Falzon’s call for an inquiry is backed by the Malta Psychology Association and the Church’s Caritas agency, but so far snubbed by Health Minister Jo Etienne Abela, who insists “additional resources” were allocated in the last budget. Critics point out that the €2.5 million pledged has not yet translated into a single new bed. Meanwhile, the unit lost three senior psychiatrists to the private sector this year, lured by salaries triple the €42,000 state ceiling.

The timing is politically awkward. Malta is riding high as Europe’s fastest-growing economy, courting digital-nomad euros and blockbuster film productions. Valletta’s new €300 million cruise-liner terminal opens in July; a state-of-the-art IVF wing for medical tourists was inaugurated last week. “We can subsidise foreign investors with tax breaks, but we cannot subsidise a child’s right to breathe without wanting to die,” Falzon told a packed University lecture hall on Tuesday, earning a standing ovation from students who increasingly volunteer for suicide-prevention NGOs.

Community fallout is already visible. State schools report a 40 % spike in self-referrals to guidance counsellors, while pastoral workers in Gozo say they are “overwhelmed” by parents asking priests to perform “deliverance” rituals on depressed teens rather than seek clinical help.
“Malta still equates psychiatric care with ‘Ta’ Pisani’ – the old asylum nickname that terrified our grandparents,” explains Fr. Jimmy Xerri, who runs youth camps. “Until we rename and reframe, families will keep hiding sick kids behind closed shutters.”

Opposition MP and psychiatrist Stephen Spiteri has tabled a parliamentary motion for a joint-health select committee, but government whips signal they will block debate until after the summer recess. In response, activists are planning a “silent feast” on 15 July—marching from University to Castille wearing the bright *fjakkoli* lanterns normally carried during village feasts, this time extinguished to symbolise “extinguished childhoods”.

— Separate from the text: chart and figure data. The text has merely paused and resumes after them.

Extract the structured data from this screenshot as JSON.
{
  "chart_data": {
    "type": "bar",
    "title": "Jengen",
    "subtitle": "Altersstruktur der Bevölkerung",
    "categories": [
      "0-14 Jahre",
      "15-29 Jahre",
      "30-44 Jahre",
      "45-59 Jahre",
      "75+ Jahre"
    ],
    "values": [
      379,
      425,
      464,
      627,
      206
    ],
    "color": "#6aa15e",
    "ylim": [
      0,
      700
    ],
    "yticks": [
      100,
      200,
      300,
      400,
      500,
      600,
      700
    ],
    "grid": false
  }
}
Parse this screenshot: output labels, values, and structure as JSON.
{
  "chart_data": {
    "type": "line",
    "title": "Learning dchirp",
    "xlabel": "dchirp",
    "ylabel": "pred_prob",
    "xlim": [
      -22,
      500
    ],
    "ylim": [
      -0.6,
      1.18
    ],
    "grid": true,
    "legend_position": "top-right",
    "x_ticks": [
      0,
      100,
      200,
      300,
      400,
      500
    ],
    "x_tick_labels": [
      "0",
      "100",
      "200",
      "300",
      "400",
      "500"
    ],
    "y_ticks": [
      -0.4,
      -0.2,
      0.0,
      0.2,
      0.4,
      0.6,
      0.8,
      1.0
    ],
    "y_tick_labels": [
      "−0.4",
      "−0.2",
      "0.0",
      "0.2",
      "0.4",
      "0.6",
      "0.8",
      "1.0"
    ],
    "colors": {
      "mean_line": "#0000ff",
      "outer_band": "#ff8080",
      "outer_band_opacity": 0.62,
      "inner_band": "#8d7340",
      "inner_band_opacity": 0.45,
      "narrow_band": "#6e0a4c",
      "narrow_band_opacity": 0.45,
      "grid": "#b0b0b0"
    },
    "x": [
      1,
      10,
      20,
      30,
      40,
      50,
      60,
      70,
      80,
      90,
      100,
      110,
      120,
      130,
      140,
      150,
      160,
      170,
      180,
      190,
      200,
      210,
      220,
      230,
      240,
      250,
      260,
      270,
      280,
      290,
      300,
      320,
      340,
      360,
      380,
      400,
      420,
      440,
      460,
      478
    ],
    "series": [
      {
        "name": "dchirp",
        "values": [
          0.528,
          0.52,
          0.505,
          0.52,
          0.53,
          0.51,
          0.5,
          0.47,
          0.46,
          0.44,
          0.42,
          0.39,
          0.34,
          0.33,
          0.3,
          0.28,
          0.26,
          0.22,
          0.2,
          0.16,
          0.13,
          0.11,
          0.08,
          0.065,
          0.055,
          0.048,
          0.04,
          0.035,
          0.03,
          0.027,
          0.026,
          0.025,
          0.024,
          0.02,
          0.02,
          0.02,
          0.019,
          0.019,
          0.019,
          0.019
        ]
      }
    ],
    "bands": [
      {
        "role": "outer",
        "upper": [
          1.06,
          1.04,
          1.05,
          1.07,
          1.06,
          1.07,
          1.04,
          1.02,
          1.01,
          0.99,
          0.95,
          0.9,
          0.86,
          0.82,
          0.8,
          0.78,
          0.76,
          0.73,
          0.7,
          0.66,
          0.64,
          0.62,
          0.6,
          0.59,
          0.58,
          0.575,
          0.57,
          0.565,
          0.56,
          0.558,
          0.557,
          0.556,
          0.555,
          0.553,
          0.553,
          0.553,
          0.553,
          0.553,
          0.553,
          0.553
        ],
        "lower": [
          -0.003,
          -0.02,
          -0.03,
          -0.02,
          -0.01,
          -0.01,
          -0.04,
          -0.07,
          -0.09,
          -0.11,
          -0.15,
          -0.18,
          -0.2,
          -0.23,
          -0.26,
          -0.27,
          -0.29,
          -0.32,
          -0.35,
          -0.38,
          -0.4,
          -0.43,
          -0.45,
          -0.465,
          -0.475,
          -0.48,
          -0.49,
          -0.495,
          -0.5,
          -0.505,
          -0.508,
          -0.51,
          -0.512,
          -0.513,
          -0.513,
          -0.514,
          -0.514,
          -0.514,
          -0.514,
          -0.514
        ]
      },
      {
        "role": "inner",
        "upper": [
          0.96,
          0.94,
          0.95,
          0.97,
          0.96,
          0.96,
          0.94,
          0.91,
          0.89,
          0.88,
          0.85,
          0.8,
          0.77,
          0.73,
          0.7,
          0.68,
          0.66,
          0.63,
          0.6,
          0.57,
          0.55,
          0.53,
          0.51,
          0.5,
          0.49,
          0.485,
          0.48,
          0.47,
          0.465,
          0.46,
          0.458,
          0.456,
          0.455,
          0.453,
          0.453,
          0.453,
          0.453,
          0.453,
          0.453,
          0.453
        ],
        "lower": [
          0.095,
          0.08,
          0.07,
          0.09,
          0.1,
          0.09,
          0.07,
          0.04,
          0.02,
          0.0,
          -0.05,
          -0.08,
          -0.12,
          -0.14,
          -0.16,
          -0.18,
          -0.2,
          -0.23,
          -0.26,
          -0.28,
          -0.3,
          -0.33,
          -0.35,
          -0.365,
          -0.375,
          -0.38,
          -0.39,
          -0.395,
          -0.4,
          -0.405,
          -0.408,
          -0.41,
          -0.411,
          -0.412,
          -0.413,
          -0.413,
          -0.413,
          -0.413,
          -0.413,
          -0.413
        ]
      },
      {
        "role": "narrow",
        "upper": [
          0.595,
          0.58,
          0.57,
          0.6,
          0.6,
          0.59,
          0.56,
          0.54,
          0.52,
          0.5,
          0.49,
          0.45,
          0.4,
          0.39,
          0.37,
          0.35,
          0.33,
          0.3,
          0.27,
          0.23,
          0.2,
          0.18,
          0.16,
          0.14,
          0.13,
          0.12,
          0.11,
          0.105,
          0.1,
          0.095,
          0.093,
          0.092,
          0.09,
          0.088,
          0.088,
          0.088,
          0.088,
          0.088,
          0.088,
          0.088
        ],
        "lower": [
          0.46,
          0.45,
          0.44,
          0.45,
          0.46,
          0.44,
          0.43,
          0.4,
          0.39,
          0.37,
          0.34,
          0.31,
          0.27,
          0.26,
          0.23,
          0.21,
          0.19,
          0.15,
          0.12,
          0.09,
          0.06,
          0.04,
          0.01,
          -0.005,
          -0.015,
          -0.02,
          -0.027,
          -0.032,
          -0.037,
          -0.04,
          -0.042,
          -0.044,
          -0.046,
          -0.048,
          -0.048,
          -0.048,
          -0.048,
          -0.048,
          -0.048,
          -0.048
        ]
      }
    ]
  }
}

Falzon, meanwhile, is collecting testimonies from former patients for a citizen’s dossier. “We need Maltese voices, not imported policies,” she says. “Our children are not statistics—they are the same kids who build *ħobż biż-żejt* stalls at school, who win *festa* singing competitions. If we cannot protect them, what exactly are we celebrating?”

As the island prepares for its usual August firework spectaculars, the question lingers: will anyone light a fuse under the government before another preventable tragedy occurs?